Of the three spawnings I did in July of 1999, one I completely culled in the first two months due to abysmally bad backs and tails (sometimes a pairing just doesn’t work out in a really big way). But the other two spawns showed a lot of promise. So I was pretty excited to see what would happen.
But I was also apprehensive. For my previous spawns in 1997 and 1998, I had observed a significant loss of fry. What would happen is that at about 6- to 8-weeks of age, I would start losing fish. This would continue for a month or so and then stop. The first year I sustained about 50% losses. The remarkable thing is that I had no losses up to 6-weeks (in 1997, I killed one fry siphoning out poop from the tank, but that was the only fry out of 2000 that I lost prior to 6-weeks). The worst part of the problem was that, even when the losses stopped, I was left with many fish with abnormally short gill opercula and oddly distorted heads. For the heads, the fish had sort of a pug dog-like appearance: shortened snouts and large eyes in a somewhat undersized head.
For 1999, I had substantially improved my fry husbandry techniques. But the problem recurred nonetheless. I kept my losses to about 25%, but the situation is totally unsatisfactory, since much of my culling is being done by disease and not by my selection. Plus it is awfully discouraging.
I pride myself on having a scientific background and yet in dealing with this problem I have done all the usual amateur hobbyist mistakes of looking for quick fixes and trying medications without any disease diagnosis. This is particularly hypocritical since I spend so much time sagely responding to emails from other people doing the same type of thing.

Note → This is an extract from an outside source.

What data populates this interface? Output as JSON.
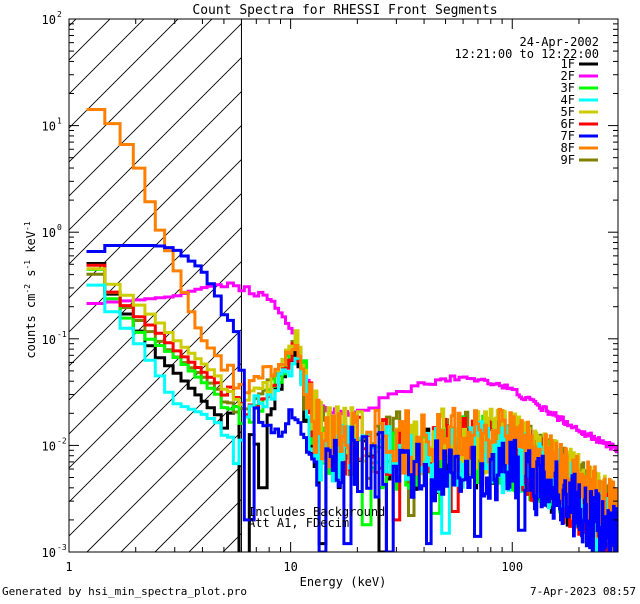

Realizing I should do better, I have taken a longer-term view. I took some fish up to Shawn Prescott at Fish-Vet Inc. in Maryland (a diagnostic lab and aquaculture consultancy). He did a parasitic investigation, but found nothing. He also tried putting the symptoms I was observing into a diagnostic software product they have developed and market. This suggested several possibilities. Shawn also supplied me with Reviveä , a product they have developed combining acriflavine and formalin with a potentiating agent, to try on the fry. It is not too hard on the fish and is effective against a pretty broad set of parasites and gram-negative bacteria.
I divided the fry up into 5 different tanks (I had culled down to about 70 fish at this point). I treated 3 tanks, left two untreated, and then tried to keep precise records on losses. I did a final selection of fish I wanted to keep two weeks ago, picking 8 fish. At the same time, I went through all the fish and recorded observations on the size of each fish and its opercula (short or not). The intent is to determine if the medication had any statistically significant impact on my problem.
I have not had a chance to reach any conclusions yet. The data set is somewhat flawed, since there were variations in temperature and water quality that could be significant. Also, I just randomly distributed the fry initially, without taking any baseline data. So perhaps this is a practice run for a more sophisticated experiment in the coming months.
One issue for me has been how to "think" about this problem. How do I figure out if it is genetic, environmental, or a pathogen? If I can narrow it down to one of these categories, how do I then specifically identify the root problem? Laboratory analyses are expensive, so it is in my best interests to do as much work to eliminate possibilities as I can on my own and then use the professionals to answer specific questions.
The general answer to the above questions is that I need to run some experiments with proper techniques and controls. First off, I need to spawn some fish that are totally unrelated to my current strain; this will decide the genetic issue. Next I need to experiment a little with feeding/diet, stocking density, and temperature, to see if environment plays any significant role. And then finally I need to maintain a control population for any medicating I do. I would claim that salt, Revive, and potassium permanganate have all been somewhat helpful. But without some actual data to analyze, I can't say which is most effective or even if there is really any significant benefit from any of them.
The last item is that I need to dust off my microscope and start using it.
I hope sometime in the future I can write an article that will explain how I solved this.